La première priorité de son mandat de trois ans sera de « faciliter l’accès des Ivoiriens à la justice », ambitionne-t-elle, en commençant par renforcer l’assistance judiciaire, destinée à aider les personnes n’ayant pas les moyens de s’acquitter de leurs frais de justice, mais aussi en étendant son budget et son champ d’action.
Me Loan-Messan souhaite également « rapprocher les avocats des justiciables », en renforçant leur présence sur le territoire puisque l’immense majorité des avocats exercent à Abidjan, avec quelques exceptions à Bouaké, San Pedro et Daloa. Des missions de formation juridique devraient aussi être menées dans les écoles, avec un accent particulier mis sur le cyberharcèlement et le harcèlement scolaire, ainsi que les violences sexistes et sexuelles.

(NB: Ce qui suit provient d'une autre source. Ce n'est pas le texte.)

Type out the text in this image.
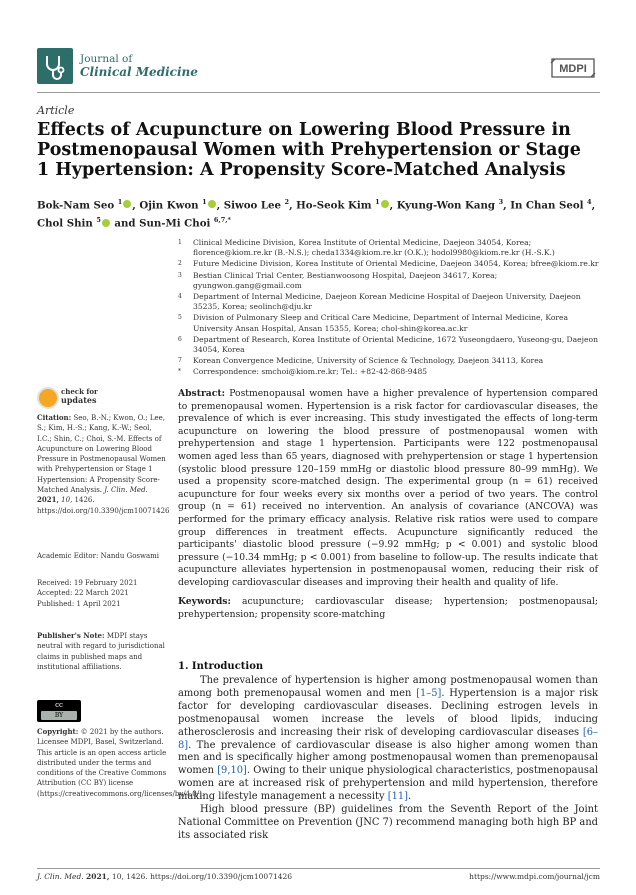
Journal of
Clinical Medicine	MDPI
Article
Effects of Acupuncture on Lowering Blood Pressure in Postmenopausal Women with Prehypertension or Stage 1 Hypertension: A Propensity Score-Matched Analysis
Bok-Nam Seo $^1$ , Ojin Kwon $^1$ , Siwoo Lee $^2$, Ho-Seok Kim $^1$ , Kyung-Won Kang $^3$, In Chan Seol $^4$, Chol Shin $^5$ and Sun-Mi Choi $^{6,7,*}$
1 Clinical Medicine Division, Korea Institute of Oriental Medicine, Daejeon 34054, Korea; florence@kiom.re.kr (B.-N.S.); cheda1334@kiom.re.kr (O.K.); hodol9980@kiom.re.kr (H.-S.K.)
2 Future Medicine Division, Korea Institute of Oriental Medicine, Daejeon 34054, Korea; bfree@kiom.re.kr
3 Bestian Clinical Trial Center, Bestianwoosong Hospital, Daejeon 34617, Korea; gyungwon.gang@gmail.com
4 Department of Internal Medicine, Daejeon Korean Medicine Hospital of Daejeon University, Daejeon 35235, Korea; seolinch@dju.kr
5 Division of Pulmonary Sleep and Critical Care Medicine, Department of Internal Medicine, Korea University Ansan Hospital, Ansan 15355, Korea; chol-shin@korea.ac.kr
6 Department of Research, Korea Institute of Oriental Medicine, 1672 Yuseongdaero, Yuseong-gu, Daejeon 34054, Korea
7 Korean Convergence Medicine, University of Science & Technology, Daejeon 34113, Korea
* Correspondence: smchoi@kiom.re.kr; Tel.: +82-42-868-9485
check for
updates
Citation: Seo, B.-N.; Kwon, O.; Lee, S.; Kim, H.-S.; Kang, K.-W.; Seol, I.C.; Shin, C.; Choi, S.-M. Effects of Acupuncture on Lowering Blood Pressure in Postmenopausal Women with Prehypertension or Stage 1 Hypertension: A Propensity Score-Matched Analysis. J. Clin. Med. 2021, 10, 1426. https://doi.org/10.3390/jcm10071426
Academic Editor: Nandu Goswami
Received: 19 February 2021
Accepted: 22 March 2021
Published: 1 April 2021
Publisher's Note: MDPI stays neutral with regard to jurisdictional claims in published maps and institutional affiliations.
cc
BY
Copyright: © 2021 by the authors. Licensee MDPI, Basel, Switzerland. This article is an open access article distributed under the terms and conditions of the Creative Commons Attribution (CC BY) license (https://creativecommons.org/licenses/by/4.0/).
Abstract: Postmenopausal women have a higher prevalence of hypertension compared to premenopausal women. Hypertension is a risk factor for cardiovascular diseases, the prevalence of which is ever increasing. This study investigated the effects of long-term acupuncture on lowering the blood pressure of postmenopausal women with prehypertension and stage 1 hypertension. Participants were 122 postmenopausal women aged less than 65 years, diagnosed with prehypertension or stage 1 hypertension (systolic blood pressure 120–159 mmHg or diastolic blood pressure 80–99 mmHg). We used a propensity score-matched design. The experimental group (n = 61) received acupuncture for four weeks every six months over a period of two years. The control group (n = 61) received no intervention. An analysis of covariance (ANCOVA) was performed for the primary efficacy analysis. Relative risk ratios were used to compare group differences in treatment effects. Acupuncture significantly reduced the participants' diastolic blood pressure (−9.92 mmHg; p < 0.001) and systolic blood pressure (−10.34 mmHg; p < 0.001) from baseline to follow-up. The results indicate that acupuncture alleviates hypertension in postmenopausal women, reducing their risk of developing cardiovascular diseases and improving their health and quality of life.
Keywords: acupuncture; cardiovascular disease; hypertension; postmenopausal; prehypertension; propensity score-matching
1. Introduction

The prevalence of hypertension is higher among postmenopausal women than among both premenopausal women and men [1–5]. Hypertension is a major risk factor for developing cardiovascular diseases. Declining estrogen levels in postmenopausal women increase the levels of blood lipids, inducing atherosclerosis and increasing their risk of developing cardiovascular diseases [6–8]. The prevalence of cardiovascular disease is also higher among women than men and is specifically higher among postmenopausal women than premenopausal women [9,10]. Owing to their unique physiological characteristics, postmenopausal women are at increased risk of prehypertension and mild hypertension, therefore making lifestyle management a necessity [11].

High blood pressure (BP) guidelines from the Seventh Report of the Joint National Committee on Prevention (JNC 7) recommend managing both high BP and its associated risk

J. Clin. Med. 2021, 10, 1426. https://doi.org/10.3390/jcm10071426	https://www.mdpi.com/journal/jcm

« Nous devons soutenir les femmes victimes de violence et mettre tous les outils judiciaires à leur disposition, poursuit le bâtonnier. Trop de femmes ont intériorisé ces violences jusqu’à trouver normal d’être battues. On doit leur faire prendre conscience que leur corps n’est pas un tambour, qu’elles peuvent et qu’elles doivent se défendre devant la justice. »
Autre chantier de Me Loan-Messan : repositionner les avocats, « qui sont des acteurs essentiels dans un Etat démocratique », au centre du débat public. Il faut « repenser notre profession », martèle-t-elle, d’abord en adaptant les formations aux nouvelles juridictions, mais aussi en consolidant la position des « avocats comme des vigies du droit » en Côte d’Ivoire. « Nous souhaitons que les uns et les autres sachent qu’il faudra compter avec nous », conclut-elle, alors que son pays entre dans une année électorale décisive, avec l’élection présidentielle prévue en octobre 2025.